Mais uma batalha na luta contra os ataques da GM

Cinco meses após ser derrotada em sua proposta de retirar direitos dos metalúrgicos da fábrica de São José dos Campos, a General Motors volta a atacar os trabalhadores da cidade.

A nova proposta da multinacional foi apresentada no último dia 5, na Câmara de Vereadores. O próprio vice-presidente da GM no Brasil, José Carlos Pinheiro Neto, mostrou o projeto. No mesmo dia, a montadora paralisou a planta para apresentar a proposta aos trabalhadores. O sindicato só foi informado oficialmente no dia 9.

A nova proposta, na verdade, não é diferente da antiga. A GM quer abrir um novo turno no MVA (Montagem de Veí¬culos Automotores) e contratar 600 novos empregados. As condições para as novas admissões seriam o rebaixamento do piso salarial de R$ 1.700 para R$ 1.200 e o banco de horas.

Para atacar, a GM conta com a simpatia de seus tradicionais puxa-sacos, dos oportunistas sem escrúpulos, dos pelegos da CUT e de alguns ex-diretores do Sindicato dos Metalúrgicos.

A promessa de 600 novos empregos temporários é apenas enrolação para ganhar a população, em especial os desempregados. O que a empresa pretende mesmo é avançar em seu processo de mudança na produção, aplicando o banco de horas, aumentando o ritmo de trabalho, diminuindo salários e ampliando seus lucros enormes.

O vale-tudo da GM
Por que essa proposta aparece justo quando a empresa cresce?
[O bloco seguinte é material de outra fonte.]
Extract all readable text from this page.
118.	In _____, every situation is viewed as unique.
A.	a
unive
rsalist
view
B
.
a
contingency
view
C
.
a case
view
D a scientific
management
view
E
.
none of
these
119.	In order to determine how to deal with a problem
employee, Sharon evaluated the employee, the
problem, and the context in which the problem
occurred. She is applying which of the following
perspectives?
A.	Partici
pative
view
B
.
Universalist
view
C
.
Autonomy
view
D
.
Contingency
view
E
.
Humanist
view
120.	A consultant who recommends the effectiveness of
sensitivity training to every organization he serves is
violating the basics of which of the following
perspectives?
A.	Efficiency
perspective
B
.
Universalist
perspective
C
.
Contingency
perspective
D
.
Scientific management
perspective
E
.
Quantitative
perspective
A GM está passando por um forte processo de mudança, no mundo todo, para sair da crise que já vive nos Estados Unidos.

O lema agora é: “não deixe para amanhã os direitos que você pode rebaixar hoje”. Assim, a empresa ganharia mais no Brasil para enviar o dinheiro aos EUA.
O terror psicológico sobre os funcionários na fábrica é desumano. “Não agüento mais! É preciso fazer alguma coisa!”, disse um dos operários. São encarregados, chefes e diretores ameaçando diariamente os operários.

Depois de perder sua proposta duas vezes em assembléia, a GM está apelando novamente.

Os trabalhadores de São José são os únicos da GM em todo o país que ainda não aceitaram o banco de horas. Por isso, são referência nacional e internacional de luta.

A empresa deu prazo para o sindicato tomar uma decisão até 19 de junho. A luta é histórica e até o momento trabalhadores e sindicato saíram vitoriosos. Uma terceira etapa irá começar.

Agora é garantir direitos
Diante da chantagem, alguns trabalhadores acreditam que o mal menor seria aceitar a proposta da empresa. Afinal, existe a ameaça de fechar a empresa. Isso é errado!
É onde mais se desrespeita os direitos que as portas se fecham para os trabalhadores. Na Volkswagen, por exemplo, onde os direitos foram rebaixados, milhares foram demitidos. Infelizmente, com a ajuda da CUT, as portas das fábricas fecharam mais cedo para muitos.

Mesmo que a posição do sindicato de São José seja a mesma – não aceitar a proposta da empresa –, vai atender a vontade dos trabalhadores de negociar. São os trabalhadores quem decidem.

A campanha do sindicato corre contra o tempo. O curto prazo dado pela GM dificulta o convencimento. Mas engana-se a GM se imagina que se trata de uma luta que será decidida na próxima assembléia. Não se trata de ganhar ou perder uma assembléia, mas de ganhar a consciência dos trabalhadores.

Campanha não pára
O Sindicato dos Metalúrgicos está desenvolvendo uma intensa campanha de propaganda. Panfletos, atos na porta da fábrica, matérias na imprensa, entre outras iniciativas. Foram produzidos 9 mil DVDs explicando as verdadeiras intenções da GM. “Fizemos esse vídeo para que o trabalhador pudesse entender que a proposta da GM é ruim para os trabalhadores e toda a região”, disse Vivaldo Moreira, diretor do Sindicato dos Metalúrgicos.

A empresa quer que saia do bolso dos trabalhadores o dinheiro para cobrir o prejuízo nas contas das fábricas norte-americanas. Os operários não devem cuidar das crises criadas pelos próprios patrões.

Além disso, a empresa recebe milhões de benefícios dos governos federal e estadual. Exigimos que os governos de Lula e Serra suspendam imediatamente os benefícios e isenções fiscais, até que empresa acabe com a pressão sobre os trabalhadores.